Boy! I could write a book about this question! I don’t mean to be
flippant, but it all depends on what you mean by “compatible”.
Warning I am not a Rails guru (I’m not a Ruby guru, for that
matter). I’ve built a few Rails apps, but I am definitely not an
expert, especially on the internals of Rails. That being said…***
If you mean, “Will there ever be an ActiveRecord adapter for
Mongoose?”. Hmm, that’s a toughie. ActiveRecord really likes dbms’s
that use SQL and that implement the relational model. Assaph M., the
author of Pimki, actually wrote an ActiveRecord adapter for KirbyBase
for Rails 1.0, called Ackbar. He had to go through quite a few code
gyrations to map Rails SQL proclivities to KirbyBase’s query language.
It worked, but I don’t know how maintainable it was. Assaph himself
indicated that as ActiveRecord changed, if it broke Ackbar, it might be
too much trouble to maintain. And indeed, when Rails 1.1 came out, the
current version of Ackbar broke.
Now, Mongoose’s api is much more ActiveRecord-like than KirbyBase’s
interface. Would that make it easier to write an ActiveRecord adapter
for Mongoose (possible code name: Rikki
)? I don’t know enough
about writing ActiveRecord adapters to say. It might be an ironic
experience, since you would possibly have to go from ActiveRecord’s
interface, to some quasi-SQL translation in the guts, back to an
ActiveRecord-like api in Mongoose. Which leads me to my next point…
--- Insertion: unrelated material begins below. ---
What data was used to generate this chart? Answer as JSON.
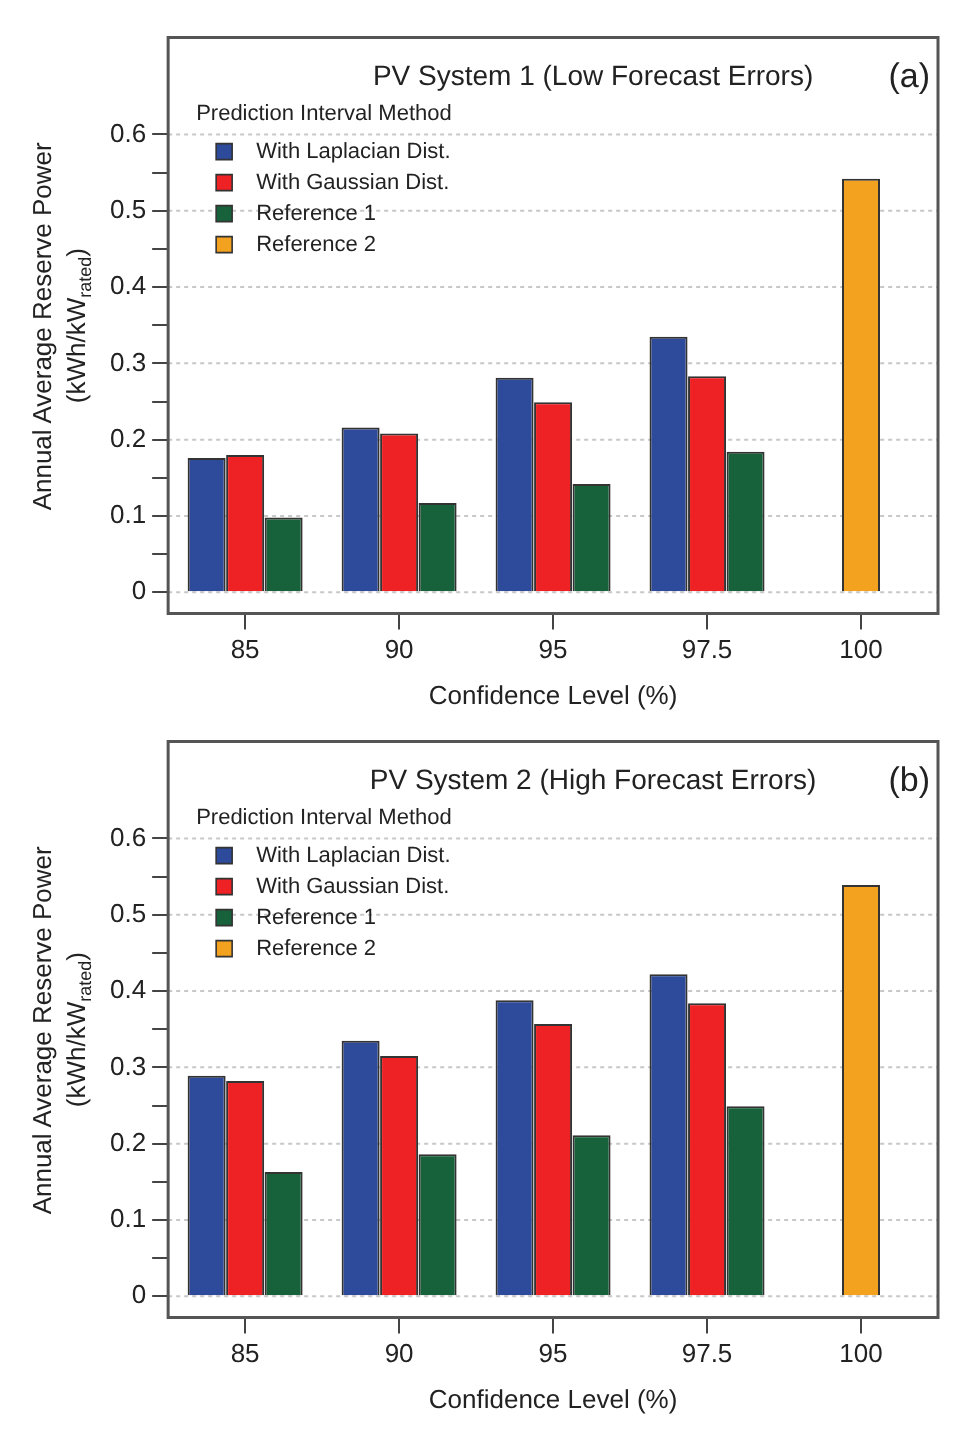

If you mean, “Will I be able to use Mongoose as a database backend for
Rails with reasonable success?”. Ahh, now you are on to something!
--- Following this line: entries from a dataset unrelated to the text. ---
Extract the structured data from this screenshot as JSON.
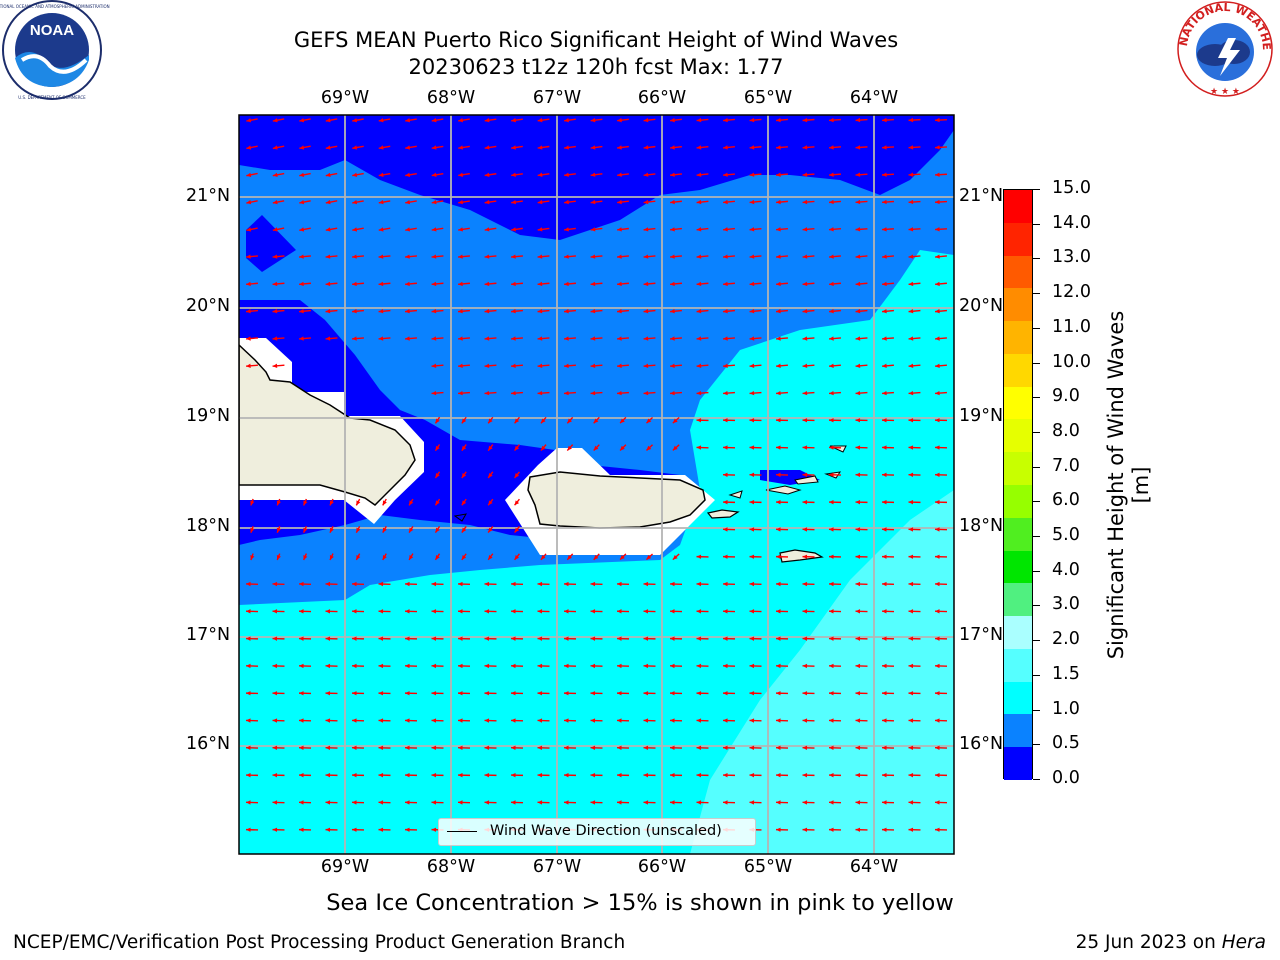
{
  "header": {
    "title_line1": "GEFS MEAN Puerto Rico Significant Height of Wind Waves",
    "title_line2": "20230623 t12z 120h fcst   Max: 1.77"
  },
  "logos": {
    "left": {
      "name": "noaa-logo",
      "text": "NOAA",
      "ring_text": "NATIONAL OCEANIC AND ATMOSPHERIC ADMINISTRATION · U.S. DEPARTMENT OF COMMERCE"
    },
    "right": {
      "name": "nws-logo",
      "ring_text": "NATIONAL WEATHER SERVICE"
    }
  },
  "map": {
    "lon_labels": [
      "69°W",
      "68°W",
      "67°W",
      "66°W",
      "65°W",
      "64°W"
    ],
    "lat_labels": [
      "21°N",
      "20°N",
      "19°N",
      "18°N",
      "17°N",
      "16°N"
    ],
    "legend_label": "Wind Wave Direction (unscaled)",
    "arrow_color": "#ff0000"
  },
  "colorbar": {
    "title": "Significant Height of Wind Waves [m]",
    "ticks": [
      "15.0",
      "14.0",
      "13.0",
      "12.0",
      "11.0",
      "10.0",
      "9.0",
      "8.0",
      "7.0",
      "6.0",
      "5.0",
      "4.0",
      "3.0",
      "2.0",
      "1.5",
      "1.0",
      "0.5",
      "0.0"
    ],
    "colors": [
      "#ff0000",
      "#ff2400",
      "#ff5a00",
      "#ff8c00",
      "#ffb400",
      "#ffd800",
      "#ffff00",
      "#e6ff00",
      "#c8ff00",
      "#96ff00",
      "#50ee20",
      "#00e600",
      "#50f080",
      "#aaffff",
      "#55ffff",
      "#00ffff",
      "#0a82ff",
      "#0000ff"
    ]
  },
  "subnote": "Sea Ice Concentration > 15% is shown in pink to yellow",
  "footer": {
    "left": "NCEP/EMC/Verification Post Processing Product Generation Branch",
    "right_date": "25 Jun 2023 on ",
    "right_host": "Hera"
  }
}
Recently, I was able to get KirbyBase functioning as a Rails back end,
simply by having my Rails models not inherit from ActiveRecord::Base.
Sure, I had to write my own #find method, etc. But it worked. I was
able to have it go all the way through the controller to the view and
show up in the scaffold-generated code. I didn’t pursue it much
further, because I would have had to write a whole ActiveRecord-like
frontend for KirbyBase in the model. Also, I noticed that the nice
error objects that are attached to your model didn’t, of course, work,
since I hadn’t subclassed ActiveRecord::Base.
But, this limited success leads me to believe that I might be much
more successful using Mongoose with Rails, because Mongoose is going to
stick very close to the ActiveRecord api. So, it might be as easy as
having your model classes subclass Mongoose::Table, instead of
ActiveRecord::Base. Things that wouldn’t work would be stuff like
migrations, I think. Also, it would be great if I could figure out how
to get the integrated errors working like the ActiveRecord stuff does.
I haven’t really looked at that.
So, to, hopefully, answer your question. I think it is very possible to
be able to use Mongoose as a Rails backend, with the probable loss of
some functionality. Who knows, maybe in the future, ActiveRecord won’t
be as tied to SQL and it will be much easier to write adapters for
non-SQL dbmss.
See I told you I could write a book about this!